A validade das letras de Macklemore pode variar dependendo de quem sente que foi tocado por elas: gays não precisam da permissão dele para se amarem, claro, mas algum ouvinte reflexivamente homofóbico pode acabar questionando seus próprios preconceitos ao escutar “Same Love”. Sobre as críticas que surgiram em reação a “White Privilege II”, Macklemore diz: “Essa música foi como um fluxo de pensamento em voz alta. Não foi tipo ‘como posso nocautear os críticos?

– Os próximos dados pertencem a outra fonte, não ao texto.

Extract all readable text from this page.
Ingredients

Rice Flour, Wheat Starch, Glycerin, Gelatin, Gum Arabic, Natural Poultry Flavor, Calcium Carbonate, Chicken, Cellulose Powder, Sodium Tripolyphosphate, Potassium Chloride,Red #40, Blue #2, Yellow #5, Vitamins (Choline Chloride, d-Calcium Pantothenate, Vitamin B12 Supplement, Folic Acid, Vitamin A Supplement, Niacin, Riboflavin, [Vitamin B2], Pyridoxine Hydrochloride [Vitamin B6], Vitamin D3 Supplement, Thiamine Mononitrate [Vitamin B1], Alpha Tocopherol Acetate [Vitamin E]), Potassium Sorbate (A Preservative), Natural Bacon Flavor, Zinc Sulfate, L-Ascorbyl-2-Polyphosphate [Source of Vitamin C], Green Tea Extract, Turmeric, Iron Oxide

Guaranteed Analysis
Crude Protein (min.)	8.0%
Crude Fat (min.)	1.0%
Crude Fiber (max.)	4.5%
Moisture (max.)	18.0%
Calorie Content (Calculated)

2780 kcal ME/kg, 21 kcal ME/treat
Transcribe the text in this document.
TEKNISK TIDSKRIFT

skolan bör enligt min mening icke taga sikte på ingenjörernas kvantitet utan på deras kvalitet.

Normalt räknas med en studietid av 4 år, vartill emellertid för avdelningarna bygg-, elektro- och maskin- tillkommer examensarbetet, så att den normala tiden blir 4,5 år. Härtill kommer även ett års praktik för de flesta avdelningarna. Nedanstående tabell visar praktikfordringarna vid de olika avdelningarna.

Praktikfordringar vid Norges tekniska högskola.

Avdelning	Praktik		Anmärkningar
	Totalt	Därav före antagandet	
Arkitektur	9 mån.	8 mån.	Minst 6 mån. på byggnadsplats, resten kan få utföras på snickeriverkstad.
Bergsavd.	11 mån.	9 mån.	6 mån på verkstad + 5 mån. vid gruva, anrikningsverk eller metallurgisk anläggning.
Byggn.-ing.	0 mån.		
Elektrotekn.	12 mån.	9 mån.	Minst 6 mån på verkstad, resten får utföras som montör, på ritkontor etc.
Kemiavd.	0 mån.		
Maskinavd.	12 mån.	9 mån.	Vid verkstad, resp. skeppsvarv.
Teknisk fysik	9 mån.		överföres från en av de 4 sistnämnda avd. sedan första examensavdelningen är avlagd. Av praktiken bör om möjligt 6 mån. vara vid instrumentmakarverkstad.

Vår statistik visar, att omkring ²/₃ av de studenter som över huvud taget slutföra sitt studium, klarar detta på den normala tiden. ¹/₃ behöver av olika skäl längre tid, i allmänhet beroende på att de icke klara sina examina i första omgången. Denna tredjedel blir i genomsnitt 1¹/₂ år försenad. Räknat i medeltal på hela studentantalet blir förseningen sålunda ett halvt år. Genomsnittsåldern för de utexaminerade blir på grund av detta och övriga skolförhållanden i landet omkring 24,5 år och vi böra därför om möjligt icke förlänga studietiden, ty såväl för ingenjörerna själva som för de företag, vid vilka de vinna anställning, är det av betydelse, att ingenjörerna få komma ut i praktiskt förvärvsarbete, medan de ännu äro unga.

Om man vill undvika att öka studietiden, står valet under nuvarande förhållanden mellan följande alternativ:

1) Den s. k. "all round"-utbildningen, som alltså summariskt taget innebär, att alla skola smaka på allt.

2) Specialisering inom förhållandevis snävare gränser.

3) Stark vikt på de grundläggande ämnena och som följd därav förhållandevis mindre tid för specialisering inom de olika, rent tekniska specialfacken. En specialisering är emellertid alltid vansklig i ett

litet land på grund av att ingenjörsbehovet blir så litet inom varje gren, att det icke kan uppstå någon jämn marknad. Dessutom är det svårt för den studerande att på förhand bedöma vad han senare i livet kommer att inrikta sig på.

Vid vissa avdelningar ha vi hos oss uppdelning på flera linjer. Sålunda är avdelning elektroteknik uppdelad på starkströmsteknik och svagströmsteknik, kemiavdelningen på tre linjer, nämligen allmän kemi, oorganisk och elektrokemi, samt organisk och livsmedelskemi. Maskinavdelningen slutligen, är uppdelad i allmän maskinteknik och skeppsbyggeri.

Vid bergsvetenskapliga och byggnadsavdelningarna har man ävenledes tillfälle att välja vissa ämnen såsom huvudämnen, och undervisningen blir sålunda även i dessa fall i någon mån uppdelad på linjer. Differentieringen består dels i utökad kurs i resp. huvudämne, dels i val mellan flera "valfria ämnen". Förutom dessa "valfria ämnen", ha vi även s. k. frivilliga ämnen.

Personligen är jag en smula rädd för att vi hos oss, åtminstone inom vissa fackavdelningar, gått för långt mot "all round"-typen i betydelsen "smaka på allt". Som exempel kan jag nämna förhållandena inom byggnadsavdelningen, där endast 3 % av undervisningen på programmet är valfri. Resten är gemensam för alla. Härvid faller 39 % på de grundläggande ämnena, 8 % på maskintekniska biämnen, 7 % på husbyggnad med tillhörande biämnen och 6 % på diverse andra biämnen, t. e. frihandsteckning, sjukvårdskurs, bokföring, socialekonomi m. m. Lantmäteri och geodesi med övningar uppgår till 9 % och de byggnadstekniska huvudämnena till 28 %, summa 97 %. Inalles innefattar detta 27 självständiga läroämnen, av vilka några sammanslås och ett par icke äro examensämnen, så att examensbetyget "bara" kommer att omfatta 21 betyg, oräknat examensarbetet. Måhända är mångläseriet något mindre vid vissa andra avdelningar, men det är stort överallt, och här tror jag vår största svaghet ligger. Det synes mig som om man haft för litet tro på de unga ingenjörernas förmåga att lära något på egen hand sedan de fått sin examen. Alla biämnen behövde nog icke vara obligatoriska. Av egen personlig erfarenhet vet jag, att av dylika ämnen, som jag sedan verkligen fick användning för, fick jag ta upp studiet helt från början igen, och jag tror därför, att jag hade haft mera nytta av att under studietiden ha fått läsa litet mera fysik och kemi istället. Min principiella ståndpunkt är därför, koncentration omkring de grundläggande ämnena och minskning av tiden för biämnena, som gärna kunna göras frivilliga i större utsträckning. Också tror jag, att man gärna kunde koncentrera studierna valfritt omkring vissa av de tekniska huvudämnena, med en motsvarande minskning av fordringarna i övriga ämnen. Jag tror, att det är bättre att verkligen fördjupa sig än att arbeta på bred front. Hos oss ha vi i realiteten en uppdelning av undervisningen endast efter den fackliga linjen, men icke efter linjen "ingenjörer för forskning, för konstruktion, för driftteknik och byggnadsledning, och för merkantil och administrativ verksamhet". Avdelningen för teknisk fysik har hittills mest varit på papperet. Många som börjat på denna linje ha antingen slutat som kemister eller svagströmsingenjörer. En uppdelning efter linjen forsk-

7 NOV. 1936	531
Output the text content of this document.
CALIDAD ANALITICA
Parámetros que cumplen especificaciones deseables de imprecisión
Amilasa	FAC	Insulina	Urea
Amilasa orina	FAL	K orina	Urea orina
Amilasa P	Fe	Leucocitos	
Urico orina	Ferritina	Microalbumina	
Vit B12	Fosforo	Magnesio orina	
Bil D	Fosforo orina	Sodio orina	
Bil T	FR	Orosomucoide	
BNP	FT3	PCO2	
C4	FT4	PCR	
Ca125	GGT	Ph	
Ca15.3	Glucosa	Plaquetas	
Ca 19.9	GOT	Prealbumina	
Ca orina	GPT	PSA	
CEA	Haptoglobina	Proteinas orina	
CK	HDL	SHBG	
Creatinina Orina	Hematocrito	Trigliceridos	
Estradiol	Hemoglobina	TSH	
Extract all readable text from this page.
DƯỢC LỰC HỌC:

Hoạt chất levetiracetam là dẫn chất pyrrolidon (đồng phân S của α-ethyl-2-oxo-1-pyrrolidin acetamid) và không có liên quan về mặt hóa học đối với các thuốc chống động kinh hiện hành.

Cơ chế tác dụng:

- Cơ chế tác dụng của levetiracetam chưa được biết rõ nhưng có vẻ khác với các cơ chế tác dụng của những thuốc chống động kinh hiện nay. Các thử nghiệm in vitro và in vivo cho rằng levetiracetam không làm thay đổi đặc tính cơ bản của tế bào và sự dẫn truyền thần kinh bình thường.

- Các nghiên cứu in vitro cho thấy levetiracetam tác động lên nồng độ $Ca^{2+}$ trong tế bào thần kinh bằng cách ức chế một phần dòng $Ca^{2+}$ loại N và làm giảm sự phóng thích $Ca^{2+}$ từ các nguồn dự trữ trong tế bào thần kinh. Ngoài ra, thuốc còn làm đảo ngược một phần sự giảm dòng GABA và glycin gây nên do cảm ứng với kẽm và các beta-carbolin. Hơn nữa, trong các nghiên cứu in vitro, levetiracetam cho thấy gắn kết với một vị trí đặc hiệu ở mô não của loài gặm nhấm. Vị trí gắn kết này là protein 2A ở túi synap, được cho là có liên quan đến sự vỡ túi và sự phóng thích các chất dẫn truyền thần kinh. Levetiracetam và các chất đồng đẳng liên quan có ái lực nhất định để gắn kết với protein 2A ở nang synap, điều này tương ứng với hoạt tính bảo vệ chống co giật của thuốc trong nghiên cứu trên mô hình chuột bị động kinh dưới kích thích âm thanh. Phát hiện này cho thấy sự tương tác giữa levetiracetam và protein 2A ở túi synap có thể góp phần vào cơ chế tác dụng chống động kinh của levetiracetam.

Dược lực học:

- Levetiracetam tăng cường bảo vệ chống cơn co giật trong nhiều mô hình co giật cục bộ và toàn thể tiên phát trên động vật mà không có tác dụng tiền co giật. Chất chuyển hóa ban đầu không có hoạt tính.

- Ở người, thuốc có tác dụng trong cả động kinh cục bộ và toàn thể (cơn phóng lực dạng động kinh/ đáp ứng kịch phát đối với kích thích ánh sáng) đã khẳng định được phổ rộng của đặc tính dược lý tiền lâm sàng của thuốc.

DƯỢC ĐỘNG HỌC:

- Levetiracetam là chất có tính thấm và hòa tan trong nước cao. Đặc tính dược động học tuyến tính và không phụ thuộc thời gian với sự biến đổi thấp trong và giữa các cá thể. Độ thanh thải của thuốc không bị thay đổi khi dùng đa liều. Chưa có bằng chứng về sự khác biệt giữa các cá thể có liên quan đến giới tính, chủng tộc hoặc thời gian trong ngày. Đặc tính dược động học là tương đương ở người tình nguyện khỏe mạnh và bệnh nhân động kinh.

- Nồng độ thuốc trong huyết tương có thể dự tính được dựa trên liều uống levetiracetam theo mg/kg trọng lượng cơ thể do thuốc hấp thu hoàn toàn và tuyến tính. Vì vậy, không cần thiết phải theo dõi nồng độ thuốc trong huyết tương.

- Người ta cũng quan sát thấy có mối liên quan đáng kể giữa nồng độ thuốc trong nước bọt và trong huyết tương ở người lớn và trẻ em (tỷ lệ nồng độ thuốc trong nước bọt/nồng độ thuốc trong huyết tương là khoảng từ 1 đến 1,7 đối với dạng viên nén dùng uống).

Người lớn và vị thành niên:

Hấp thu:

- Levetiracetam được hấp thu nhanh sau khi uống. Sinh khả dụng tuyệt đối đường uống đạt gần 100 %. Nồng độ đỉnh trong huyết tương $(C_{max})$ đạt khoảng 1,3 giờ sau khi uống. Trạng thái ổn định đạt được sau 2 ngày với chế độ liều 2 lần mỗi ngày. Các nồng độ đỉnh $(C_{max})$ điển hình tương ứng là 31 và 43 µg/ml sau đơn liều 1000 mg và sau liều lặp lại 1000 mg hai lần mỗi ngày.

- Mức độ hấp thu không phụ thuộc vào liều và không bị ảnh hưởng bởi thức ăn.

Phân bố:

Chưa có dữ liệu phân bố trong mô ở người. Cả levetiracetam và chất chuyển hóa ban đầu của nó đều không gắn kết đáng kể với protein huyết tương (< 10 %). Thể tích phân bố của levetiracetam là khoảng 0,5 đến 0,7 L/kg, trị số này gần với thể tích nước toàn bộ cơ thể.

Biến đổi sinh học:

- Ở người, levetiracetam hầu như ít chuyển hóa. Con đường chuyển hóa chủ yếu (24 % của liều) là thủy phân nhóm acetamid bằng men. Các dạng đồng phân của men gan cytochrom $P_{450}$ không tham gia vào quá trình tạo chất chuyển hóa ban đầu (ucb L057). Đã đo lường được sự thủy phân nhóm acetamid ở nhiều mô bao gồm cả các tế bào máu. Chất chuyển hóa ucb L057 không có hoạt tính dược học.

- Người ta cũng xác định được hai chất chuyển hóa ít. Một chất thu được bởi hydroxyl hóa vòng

Como podemos nos isentar deste ângulo, desse ângulo e daquele ângulo?’ Foi: ‘Posso continuar seguro e à vontade no meu privilégio, não falar nada e o sistema se perpetuar ou posso tentar entrar na conversa, sabendo que não tenho todas as respostas e que tenho muito a aprender?’”

Quando menciono brancos comuns que podem ficar incomodados com o cara de “Thrift Shop” dizendo em um rap que a bandeira dos Estados Unidos é um símbolo de supremacia racial, Macklemore responde: “Em algum momento, essa faixa pode afetar as vendas ou a turnê, mas simplesmente não importa contanto que eu esteja me comunicando que eu esteja me motivando a falar a verdade.”

Fuga do Fácil

No segundo disco com Ryan Lewis, rapper se arrisca com canções menos pop

Embora tenha estourado com duas músicas festivas – “Thrift Shop” e “Can’t Hold Us” –, em ambas Macklemore teve como inspiração a rejeição ao conformismo e a proteção da autoconfiança. Desde o início da carreira, o que tem amarrado a música de Macklemore é a honestidade e a autoconsciência do rapper.

Isso continua verdadeiro em This Unruly Mess I’ve Made. Na faixa de abertura, “Light Tunnels”, Macklemore descreve a indústria do entretenimento como uma farsa movida a insegurança e faminta por congratulações; em “Kevin”, inspirada pela overdose de remédios de um amigo, ele acusa as grandes indústrias farmacêuticas de serem uma gangue de assassinos buscando o lucro e de serem protegidas por um sistema de justiça hipócrita. Mais ambiciosamente e complicadamente , o rapper dedica nove minutos a “White Privilege II”, que levanta várias perguntas sobre a sociedade racista em que vivemos e a própria cumplicidade de Macklemore, como um rapper branco, dentro dela. Nenhuma dessas faixas reflete o que se chamaria de impulsos tradicionalmente comerciais e, embora Macklemore negue que o imenso sucesso de The Heist tenha levado a um afastamento consciente da acessibilidade pop, o empresário da dupla, Zach Quillen, reconhece que uma faixa como “White Privilege II” pode alienar os fãs de “Thrift Shop”. “Ela pode espantar uma parte do nosso público”, afirma. “Por um lado, tivemos um sucesso com The Heist muito maior do que conseguiríamos prever, então temos capital para gastar. Por outro lado, é insanamente arriscado.”